August 29, 2010

Turtle eggs.

I've been telling everyone I see today that I watched a sea turtle lay her eggs in Mexico. And it is true.

While we were there, several people local to Tulum told me that it is the season for sea turtles to lay their eggs. They recommended that we walk along the beach at night - calmly - to try to spot one of them. So on Saturday night, we set off to find a turtle. Driftwood surfaced in several spots and in the darkness from afar we were sure that we had found our turtle. Each time, we were wrong and so after about 30 minutes of walking, we just got into talking and enjoyed the moon on the water and our feet descending into the sand with each step.

Then we stopped dead and sunk deeper. This was not driftwood in front of us. This, right where the water met the shore in its final push, was a sea turtle. 350 or 400 pounds of sea turtle. She was majestic - the most royal, lumbering thing I had ever seen. The photos are bizarre because this was at 11pm, but you can kind of get an idea of the light, the space, the splendor of this moment.

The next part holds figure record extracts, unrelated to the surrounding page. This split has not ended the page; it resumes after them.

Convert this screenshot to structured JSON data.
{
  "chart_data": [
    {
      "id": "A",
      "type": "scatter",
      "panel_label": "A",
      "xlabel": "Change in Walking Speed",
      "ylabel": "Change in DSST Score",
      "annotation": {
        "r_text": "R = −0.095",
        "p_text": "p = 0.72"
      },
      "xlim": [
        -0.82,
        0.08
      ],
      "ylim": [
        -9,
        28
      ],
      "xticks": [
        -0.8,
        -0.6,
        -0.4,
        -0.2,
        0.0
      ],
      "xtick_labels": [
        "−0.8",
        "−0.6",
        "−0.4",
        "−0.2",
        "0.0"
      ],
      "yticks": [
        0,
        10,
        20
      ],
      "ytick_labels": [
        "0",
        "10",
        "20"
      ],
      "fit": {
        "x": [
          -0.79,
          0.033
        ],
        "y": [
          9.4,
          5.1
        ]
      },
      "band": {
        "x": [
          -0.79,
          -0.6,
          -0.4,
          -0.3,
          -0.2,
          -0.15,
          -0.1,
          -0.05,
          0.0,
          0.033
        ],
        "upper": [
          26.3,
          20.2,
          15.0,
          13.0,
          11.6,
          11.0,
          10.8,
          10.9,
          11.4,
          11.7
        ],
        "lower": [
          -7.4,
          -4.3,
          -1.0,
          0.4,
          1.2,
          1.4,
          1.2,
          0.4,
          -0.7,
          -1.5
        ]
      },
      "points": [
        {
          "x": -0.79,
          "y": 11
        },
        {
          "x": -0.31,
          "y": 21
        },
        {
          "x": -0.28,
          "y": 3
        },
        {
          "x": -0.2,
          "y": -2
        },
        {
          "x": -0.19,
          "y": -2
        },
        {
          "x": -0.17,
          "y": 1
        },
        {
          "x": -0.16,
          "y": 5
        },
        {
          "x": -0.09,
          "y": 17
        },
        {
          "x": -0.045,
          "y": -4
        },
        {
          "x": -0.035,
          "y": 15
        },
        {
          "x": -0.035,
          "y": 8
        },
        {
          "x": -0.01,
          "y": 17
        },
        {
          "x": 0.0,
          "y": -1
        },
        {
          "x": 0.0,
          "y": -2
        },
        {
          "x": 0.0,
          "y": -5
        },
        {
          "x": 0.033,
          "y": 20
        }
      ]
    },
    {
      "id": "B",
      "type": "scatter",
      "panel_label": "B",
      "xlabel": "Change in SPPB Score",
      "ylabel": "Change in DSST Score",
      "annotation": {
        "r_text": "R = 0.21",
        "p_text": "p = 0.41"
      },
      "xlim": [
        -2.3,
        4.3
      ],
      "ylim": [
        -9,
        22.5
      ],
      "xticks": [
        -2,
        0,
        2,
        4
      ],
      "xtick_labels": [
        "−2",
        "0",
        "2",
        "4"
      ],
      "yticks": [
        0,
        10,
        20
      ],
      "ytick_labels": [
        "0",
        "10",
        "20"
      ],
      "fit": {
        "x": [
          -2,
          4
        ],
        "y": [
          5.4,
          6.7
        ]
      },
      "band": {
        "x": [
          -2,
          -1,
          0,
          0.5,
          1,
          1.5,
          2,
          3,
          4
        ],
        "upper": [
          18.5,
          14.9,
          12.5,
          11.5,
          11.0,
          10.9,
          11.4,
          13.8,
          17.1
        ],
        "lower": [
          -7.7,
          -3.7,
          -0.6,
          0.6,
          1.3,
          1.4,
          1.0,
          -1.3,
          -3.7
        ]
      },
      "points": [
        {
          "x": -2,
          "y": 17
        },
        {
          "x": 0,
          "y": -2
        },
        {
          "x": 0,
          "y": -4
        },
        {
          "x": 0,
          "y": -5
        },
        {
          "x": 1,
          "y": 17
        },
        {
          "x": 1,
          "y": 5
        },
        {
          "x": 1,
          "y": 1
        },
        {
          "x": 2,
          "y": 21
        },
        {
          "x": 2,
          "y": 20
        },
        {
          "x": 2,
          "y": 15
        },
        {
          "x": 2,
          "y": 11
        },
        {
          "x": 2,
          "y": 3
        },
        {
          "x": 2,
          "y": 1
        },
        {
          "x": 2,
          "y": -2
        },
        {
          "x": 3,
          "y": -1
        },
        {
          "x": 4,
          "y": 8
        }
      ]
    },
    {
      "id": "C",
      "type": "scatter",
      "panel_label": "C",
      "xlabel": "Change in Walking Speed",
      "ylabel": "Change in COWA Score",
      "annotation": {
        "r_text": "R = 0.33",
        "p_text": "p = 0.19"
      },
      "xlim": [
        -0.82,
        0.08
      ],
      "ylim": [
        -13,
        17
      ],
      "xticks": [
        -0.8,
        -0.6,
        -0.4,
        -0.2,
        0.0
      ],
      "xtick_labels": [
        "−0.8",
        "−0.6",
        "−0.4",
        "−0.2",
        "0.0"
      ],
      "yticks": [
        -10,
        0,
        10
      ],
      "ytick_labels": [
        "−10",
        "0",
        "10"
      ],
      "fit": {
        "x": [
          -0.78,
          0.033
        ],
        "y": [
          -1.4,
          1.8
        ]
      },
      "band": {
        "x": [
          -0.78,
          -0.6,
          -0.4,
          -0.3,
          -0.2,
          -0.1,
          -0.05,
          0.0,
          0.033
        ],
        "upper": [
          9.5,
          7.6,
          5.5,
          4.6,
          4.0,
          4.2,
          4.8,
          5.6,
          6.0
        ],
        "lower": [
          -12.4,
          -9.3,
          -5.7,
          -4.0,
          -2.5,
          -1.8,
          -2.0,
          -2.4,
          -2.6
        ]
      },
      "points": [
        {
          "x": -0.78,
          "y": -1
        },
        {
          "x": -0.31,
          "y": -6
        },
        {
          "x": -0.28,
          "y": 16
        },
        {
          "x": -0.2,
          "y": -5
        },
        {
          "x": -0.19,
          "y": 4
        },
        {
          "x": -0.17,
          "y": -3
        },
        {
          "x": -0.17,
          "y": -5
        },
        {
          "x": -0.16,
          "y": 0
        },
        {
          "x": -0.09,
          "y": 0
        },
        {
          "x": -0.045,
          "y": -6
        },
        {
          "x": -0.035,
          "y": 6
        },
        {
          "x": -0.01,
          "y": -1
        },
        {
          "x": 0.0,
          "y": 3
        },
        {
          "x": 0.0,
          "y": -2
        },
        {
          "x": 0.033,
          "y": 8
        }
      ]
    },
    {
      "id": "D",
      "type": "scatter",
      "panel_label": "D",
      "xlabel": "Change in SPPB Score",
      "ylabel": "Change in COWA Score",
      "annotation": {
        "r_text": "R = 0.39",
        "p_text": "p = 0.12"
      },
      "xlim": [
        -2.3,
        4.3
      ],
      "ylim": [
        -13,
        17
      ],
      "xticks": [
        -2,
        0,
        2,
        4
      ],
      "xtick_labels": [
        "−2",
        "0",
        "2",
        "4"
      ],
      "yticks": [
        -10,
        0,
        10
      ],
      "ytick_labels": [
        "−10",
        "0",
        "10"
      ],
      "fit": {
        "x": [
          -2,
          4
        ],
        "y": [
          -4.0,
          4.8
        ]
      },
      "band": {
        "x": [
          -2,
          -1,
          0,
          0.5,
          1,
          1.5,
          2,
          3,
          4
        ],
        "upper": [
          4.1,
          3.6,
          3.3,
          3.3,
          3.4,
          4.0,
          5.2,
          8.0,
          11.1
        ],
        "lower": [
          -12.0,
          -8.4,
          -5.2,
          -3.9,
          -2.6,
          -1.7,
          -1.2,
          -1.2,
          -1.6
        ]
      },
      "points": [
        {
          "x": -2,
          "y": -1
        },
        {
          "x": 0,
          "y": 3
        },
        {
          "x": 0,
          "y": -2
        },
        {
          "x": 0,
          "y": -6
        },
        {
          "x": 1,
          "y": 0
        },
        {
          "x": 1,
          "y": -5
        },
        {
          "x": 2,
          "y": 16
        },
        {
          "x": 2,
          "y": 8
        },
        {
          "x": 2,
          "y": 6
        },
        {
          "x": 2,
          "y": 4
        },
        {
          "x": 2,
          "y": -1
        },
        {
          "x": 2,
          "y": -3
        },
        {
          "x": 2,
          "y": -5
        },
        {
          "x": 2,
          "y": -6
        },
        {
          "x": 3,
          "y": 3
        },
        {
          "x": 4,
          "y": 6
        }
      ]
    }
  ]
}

I've seen turtles in the water. Balletic. On land, they transform into barges. She began at the shore and slowly, slowly made her way up to the top of the beach. Every movement was an undertaking - but she was so completely devoted to her task. After she had moved up the beach a few meters, we gingerly moved close to her tracks - which were 3 feet across. Her belly rubbed smooth the middle and the borders were flipper chops cut in the sand - like parentheses stacked on top of each other, over and over in the sand. After 30 minutes of slow toil, she reached the top of the beach - where a line of wooden lawn chairs formed a roadblock. These were not frail chairs (I tried to move one a bit to be out of her way and could hardly do it). With one of her flippers, she knocked one clean over. Note: Chris and I were very respectful - we kept our distance until we realized she was essentially blind on land and we were not disturbing her even a bit. When she determined the sacred spot where her eggs would be kept, we sat reverently on the chairs to watch her go to work.

We sat there for an hour. It was clear she had done this before. It was like a routine produced and rhythmically reproduced in exactly the same manner. First, she used both her front and back flippers to dig a hole around and engulfing herself - her entire self. She was quickly covered by sand. When the hole was about as deep as she was, she started to dig the smaller hole where the eggs would actually be stored. This hole was dug only with her back two flippers. One by one, delicately - almost daintily, she would drive her flippers in and would perch sand on top of them to fling it away from the small hole. As you can see, I was perched close enough that one of the flippers of sand was flung in my face and eyes and I did my best just to blink it away and keep watching I was so intrigued. In one flipper would go, carefully, meticulously in exactly the same position as the last time, to keep the nest's diameter unchanged. Deeper and deeper, until she was finally persuaded that this would be the sanctuary for her babies that she would leave behind.

1 comment:

Mary Elizabeth Liberty said...

so funny that they have those chairs set up right in the nesting zone, and funnier that you were lounging so close for the happening. Those are some determined turtles!